Monday, January 28, 2013

Casey Harrington at the Centro Educativo Trilingüe Nuevo Amanecer in Parramos, Guatemala

            Since moving in July to the small, rural town of Parramos, Guatemala to carry out my Princeton in Latin America fellowship, my world has gotten a lot smaller and a whole lot bigger at the same time.  Parramos has just under 10,000 residents and is located in the central highlands of Guatemala, about a fifteen-minute drive from Antigua.  Living and working in the confines of a small town has required me to adjust to living out the majority of my days within about a three block radius of my host family´s home. While the geographical space which I occupy has shrunk significantly since moving here, my knowledge, skills, connections with the projects and people of Parramos, and my desire to become even more involved in this community in the coming months have expanded beyond what I thought possible. 
While I am involved in a number of projects here in Parramos, my primary work site is at Centro Educativo Trilingüe Nuevo Amanecer, a school in Parramos where I work with elementary, middle, and high school students teaching English. It has been a rewarding and challenging experience finding ways to engage kids, even those who think they will never be capable of learning English, through singing, Total Physical Response, and various games. I have learned that it requires endless amounts of energy and creativity to be a successful teacher, and everyday I gain more knowledge about how to provide that energy and creativity to my students.
In addition to teaching at Centro Educativo Trilingüe Nuevo Amanecer, I have worked the past few months with a team of citizens to coordinate a summer school that will take place in November and December, when the Guatemalan school year ends. In addition to recruiting volunteers to teach Mayan culture, physical education, dance, math, and English, I have been working hard to advertise the school to the children of Parramos.

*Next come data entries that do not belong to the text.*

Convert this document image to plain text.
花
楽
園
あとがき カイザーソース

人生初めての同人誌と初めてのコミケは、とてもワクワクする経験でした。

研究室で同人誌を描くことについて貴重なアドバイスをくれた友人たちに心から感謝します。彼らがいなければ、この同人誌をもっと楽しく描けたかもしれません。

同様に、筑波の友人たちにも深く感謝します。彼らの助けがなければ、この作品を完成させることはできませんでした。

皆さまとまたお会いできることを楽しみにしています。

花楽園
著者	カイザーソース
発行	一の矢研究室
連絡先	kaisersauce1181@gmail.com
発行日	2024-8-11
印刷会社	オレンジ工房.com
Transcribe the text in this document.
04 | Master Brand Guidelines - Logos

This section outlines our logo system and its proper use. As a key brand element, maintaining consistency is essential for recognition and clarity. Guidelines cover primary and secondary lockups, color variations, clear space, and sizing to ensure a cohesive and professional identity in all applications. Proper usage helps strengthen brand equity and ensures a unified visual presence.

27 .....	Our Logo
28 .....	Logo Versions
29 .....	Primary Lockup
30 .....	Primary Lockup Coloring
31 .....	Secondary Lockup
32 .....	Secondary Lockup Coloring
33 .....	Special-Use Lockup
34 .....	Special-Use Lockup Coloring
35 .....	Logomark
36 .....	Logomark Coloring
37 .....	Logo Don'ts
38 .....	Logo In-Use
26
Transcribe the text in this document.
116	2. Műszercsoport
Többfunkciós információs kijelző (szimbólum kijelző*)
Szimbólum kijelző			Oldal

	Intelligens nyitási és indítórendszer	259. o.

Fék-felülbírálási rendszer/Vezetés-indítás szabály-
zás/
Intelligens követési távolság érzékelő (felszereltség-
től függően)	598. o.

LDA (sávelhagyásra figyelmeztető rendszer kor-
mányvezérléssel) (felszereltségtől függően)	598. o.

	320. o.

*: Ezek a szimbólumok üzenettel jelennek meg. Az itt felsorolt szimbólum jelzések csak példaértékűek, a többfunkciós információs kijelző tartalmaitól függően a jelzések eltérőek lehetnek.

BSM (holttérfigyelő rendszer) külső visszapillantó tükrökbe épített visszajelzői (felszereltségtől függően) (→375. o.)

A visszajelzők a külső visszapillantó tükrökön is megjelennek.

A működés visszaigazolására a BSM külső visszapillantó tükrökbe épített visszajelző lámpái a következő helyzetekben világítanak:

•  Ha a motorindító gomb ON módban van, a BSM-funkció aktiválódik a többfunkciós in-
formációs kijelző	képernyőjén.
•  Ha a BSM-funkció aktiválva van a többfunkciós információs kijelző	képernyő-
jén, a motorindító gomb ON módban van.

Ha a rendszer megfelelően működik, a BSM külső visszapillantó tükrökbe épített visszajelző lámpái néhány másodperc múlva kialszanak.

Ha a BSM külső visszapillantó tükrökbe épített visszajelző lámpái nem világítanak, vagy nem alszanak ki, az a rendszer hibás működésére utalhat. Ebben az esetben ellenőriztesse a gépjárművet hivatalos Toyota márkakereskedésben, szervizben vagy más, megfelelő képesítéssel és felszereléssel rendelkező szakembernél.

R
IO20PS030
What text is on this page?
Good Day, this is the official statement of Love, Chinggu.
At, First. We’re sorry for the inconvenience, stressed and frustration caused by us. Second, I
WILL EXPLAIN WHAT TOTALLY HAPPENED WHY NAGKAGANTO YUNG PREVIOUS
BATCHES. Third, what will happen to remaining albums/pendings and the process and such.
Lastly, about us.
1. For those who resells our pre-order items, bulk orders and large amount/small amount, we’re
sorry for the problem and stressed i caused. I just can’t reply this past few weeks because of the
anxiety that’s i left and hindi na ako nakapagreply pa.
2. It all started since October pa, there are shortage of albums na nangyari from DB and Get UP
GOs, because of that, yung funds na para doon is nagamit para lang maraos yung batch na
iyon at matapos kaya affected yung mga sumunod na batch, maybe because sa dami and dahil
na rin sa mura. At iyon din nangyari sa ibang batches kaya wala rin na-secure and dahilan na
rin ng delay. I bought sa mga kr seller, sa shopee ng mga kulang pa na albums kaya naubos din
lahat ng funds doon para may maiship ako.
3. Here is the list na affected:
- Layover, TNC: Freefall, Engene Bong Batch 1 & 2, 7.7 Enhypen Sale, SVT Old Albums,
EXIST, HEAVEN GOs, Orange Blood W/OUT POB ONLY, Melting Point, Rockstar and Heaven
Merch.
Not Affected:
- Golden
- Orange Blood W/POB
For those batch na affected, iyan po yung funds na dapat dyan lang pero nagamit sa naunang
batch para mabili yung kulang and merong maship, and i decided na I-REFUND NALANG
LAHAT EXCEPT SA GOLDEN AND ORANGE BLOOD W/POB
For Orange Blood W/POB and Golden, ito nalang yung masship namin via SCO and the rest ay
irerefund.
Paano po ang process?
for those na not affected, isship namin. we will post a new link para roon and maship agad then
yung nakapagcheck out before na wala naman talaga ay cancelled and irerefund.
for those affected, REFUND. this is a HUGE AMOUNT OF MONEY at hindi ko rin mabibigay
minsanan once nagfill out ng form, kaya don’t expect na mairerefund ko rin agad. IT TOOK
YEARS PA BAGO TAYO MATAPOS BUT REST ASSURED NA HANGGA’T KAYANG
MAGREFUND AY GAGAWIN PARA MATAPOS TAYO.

It has been really rewarding to see the kids cheering and clapping when I enter classrooms to talk to students about the vacation school, and I am excited that they will have productive, interactive activities to participate in during their vacation months.  Another benefit to coordinating the summer school is that it has allowed me to develop connections with dozens of citizens in Parramos and given me an opportunity to learn the strategies I need to use to organize projects here in rural Guatemala. I realize now, for example, that going directly to someone´s home and talking to them face-to-face is a hundred times more effective than calling or emailing them.
                  In Parramos, I have had the privilege of engaging in projects not only in education, but also in public health through my work at the town´s local health post.  During my first few months at the post, I have had the opportunity to learn how to vaccinate and supplement patients. Now that I have spent a few months working on those skills, I am currently transitioning into learning how to provide patient consultations with the health post´s doctor.  She is teaching me to diagnose basic illnesses and to decide which medications and dosages to use to treat patients. Given the large Kaqchikel indigenous population in Parramos, it has been interesting to see how cultural perceptions of health and well-being affect medical care and strategies for patient education. This newly acquired knowledge regarding how to provide culturally sensitive patient education has proven to be very useful in talks I have given in a public school here in Parramos on family planning and substance abuse.   
                  I did not expect to find myself this deeply intertwined in the Parramos community this early in my fellowship, but the collaborative nature and warmth of the town´s residents make it so easy to get involved. Life in Parramos is wonderful.  Between waking up to mountains and fog every morning,  drinking fresh blackberry and pineapple juices, and getting to say Buenos días” about fifteen times to acquaintances during my two-minute morning walk to work, I´m really learning that I need to savor every moment I spend here. I can´t wait to see how my perspectives, relationships, and work in this small but vibrant community will grow and change in the next seven months.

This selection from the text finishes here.